Theodore Boone: The Abduction, written by John Grisham, is the second book in the Theodore Boone series. It is written for 11- to 13-year-olds.

==Plot==
13-year-old Theodore Boone's best friend April is not happy with her life. Her mother is a neglective hippie and her father leaves her mother and her at home for days on end to tour with his band.

The story begins with Theo being woken up in the middle of the night to find out that April has been abducted. The fear is that April's cousin, the notorious criminal Jack Leeper, has kidnapped her. He is seen around town and eventually caught. Leeper claims to know where April is but refuses to tell the police unless they agree to his conditions. Theo and his friends search the town but are stopped by unhelpful policemen. The rumors around April's disappearance are made worse when a body is pulled out of the river. The jaws are missing and the police cannot identify the clothing. However, after a few days of examining the body, the police discover it was a man.

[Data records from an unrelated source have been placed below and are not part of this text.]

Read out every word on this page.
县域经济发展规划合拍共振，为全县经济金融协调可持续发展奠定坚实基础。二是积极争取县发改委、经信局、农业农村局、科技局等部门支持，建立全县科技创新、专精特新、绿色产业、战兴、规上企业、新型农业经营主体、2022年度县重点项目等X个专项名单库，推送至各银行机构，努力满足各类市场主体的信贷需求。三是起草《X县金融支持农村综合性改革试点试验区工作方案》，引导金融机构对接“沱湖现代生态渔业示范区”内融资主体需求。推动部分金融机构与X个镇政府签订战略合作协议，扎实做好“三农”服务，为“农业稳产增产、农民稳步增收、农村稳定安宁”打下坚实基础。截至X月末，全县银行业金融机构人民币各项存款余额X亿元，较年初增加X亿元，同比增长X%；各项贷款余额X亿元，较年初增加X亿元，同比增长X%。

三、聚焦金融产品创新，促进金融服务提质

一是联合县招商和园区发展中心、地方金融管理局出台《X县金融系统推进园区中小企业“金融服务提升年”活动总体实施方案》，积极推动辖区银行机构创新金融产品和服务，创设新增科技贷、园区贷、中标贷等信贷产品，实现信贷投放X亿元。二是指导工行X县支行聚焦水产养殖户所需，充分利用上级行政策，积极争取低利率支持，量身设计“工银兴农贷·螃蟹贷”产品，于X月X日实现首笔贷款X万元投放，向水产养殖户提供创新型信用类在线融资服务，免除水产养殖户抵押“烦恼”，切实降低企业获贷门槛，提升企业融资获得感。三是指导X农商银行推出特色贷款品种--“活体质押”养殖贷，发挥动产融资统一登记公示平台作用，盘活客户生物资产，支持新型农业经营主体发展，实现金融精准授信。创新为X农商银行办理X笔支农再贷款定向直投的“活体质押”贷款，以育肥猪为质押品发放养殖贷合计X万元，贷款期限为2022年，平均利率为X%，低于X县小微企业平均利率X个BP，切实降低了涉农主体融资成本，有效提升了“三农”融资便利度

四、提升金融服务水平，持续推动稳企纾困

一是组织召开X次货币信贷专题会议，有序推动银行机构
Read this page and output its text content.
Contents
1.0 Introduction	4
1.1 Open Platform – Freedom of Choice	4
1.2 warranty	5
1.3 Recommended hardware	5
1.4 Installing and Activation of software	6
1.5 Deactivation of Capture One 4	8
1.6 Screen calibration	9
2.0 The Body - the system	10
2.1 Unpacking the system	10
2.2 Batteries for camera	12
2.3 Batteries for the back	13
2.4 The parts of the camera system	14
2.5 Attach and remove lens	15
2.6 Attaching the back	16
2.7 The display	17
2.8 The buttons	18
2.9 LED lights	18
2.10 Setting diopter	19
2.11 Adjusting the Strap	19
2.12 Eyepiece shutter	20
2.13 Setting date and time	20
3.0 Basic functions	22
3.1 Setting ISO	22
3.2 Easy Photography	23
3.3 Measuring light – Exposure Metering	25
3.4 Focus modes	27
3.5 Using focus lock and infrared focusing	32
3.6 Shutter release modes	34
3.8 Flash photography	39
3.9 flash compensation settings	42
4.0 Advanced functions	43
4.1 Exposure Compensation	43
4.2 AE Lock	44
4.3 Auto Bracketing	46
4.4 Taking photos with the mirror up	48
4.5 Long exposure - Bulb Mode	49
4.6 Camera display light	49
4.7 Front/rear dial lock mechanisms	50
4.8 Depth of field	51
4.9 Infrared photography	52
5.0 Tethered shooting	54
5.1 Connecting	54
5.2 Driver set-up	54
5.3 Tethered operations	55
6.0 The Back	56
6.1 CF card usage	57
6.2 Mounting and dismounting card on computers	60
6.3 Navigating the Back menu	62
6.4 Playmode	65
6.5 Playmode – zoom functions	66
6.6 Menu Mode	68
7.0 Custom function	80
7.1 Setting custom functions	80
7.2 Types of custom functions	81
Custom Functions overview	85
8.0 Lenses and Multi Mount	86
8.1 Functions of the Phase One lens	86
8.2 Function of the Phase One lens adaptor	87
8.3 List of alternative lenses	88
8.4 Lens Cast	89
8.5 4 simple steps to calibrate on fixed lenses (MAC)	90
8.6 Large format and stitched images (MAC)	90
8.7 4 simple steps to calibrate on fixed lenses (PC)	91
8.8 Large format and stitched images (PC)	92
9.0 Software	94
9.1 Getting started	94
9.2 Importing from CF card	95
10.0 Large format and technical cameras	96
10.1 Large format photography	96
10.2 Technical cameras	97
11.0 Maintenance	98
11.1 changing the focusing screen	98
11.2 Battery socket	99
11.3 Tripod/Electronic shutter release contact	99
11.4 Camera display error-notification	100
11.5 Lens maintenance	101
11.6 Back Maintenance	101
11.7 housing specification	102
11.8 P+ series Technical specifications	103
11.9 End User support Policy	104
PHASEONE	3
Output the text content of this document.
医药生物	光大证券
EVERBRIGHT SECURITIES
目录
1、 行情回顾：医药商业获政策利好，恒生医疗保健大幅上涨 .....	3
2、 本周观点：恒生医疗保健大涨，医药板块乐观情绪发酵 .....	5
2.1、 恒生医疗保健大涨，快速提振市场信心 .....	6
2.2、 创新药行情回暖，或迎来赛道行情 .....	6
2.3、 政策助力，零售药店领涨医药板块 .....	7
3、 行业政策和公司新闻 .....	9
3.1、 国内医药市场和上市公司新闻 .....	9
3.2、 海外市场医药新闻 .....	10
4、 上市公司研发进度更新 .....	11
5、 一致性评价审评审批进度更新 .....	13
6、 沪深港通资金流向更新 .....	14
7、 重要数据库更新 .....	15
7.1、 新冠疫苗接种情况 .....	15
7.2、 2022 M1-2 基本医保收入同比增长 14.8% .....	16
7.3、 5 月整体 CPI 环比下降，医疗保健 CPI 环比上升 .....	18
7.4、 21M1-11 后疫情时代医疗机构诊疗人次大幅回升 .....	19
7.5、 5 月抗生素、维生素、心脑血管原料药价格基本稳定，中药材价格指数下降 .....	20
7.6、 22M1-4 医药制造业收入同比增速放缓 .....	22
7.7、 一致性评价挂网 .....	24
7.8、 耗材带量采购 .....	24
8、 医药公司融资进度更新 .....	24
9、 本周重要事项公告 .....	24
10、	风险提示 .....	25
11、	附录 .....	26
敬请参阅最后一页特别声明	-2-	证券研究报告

Theo realizes that April could actually be with her dad, who is touring fraternity houses with his band. When Theo's parents leave for a law conference out of town, they leave Theo with the Whipples, who are friends of the family. Once Theo arrives at the Whipples' house, he and Chase Whipple search for pictures of April's father's band on Facebook pages and eventually spot a girl whom they assume to be April standing near the band in one of the pictures. Theo persuades his uncle Ike to drive him to the next destination of April's father's band while Chase distracts his older sister, who is supposed to be watching them, by lying about their activities.

Once Ike and Theo arrive at the fraternity house, they go to find April in the basement, where a party is going on. The two grab April and escape the basement to find one of the members of the band demanding to know what they're doing with April. Ike quickly concocts a lie about being friends with April's family and wanting to catch up with her. The band member lets them go and the trio drives back to Strattenburg.

Safely back at home, Theo is praised for finding April, and April's family goes to court to decide what changes will be implemented within their family life.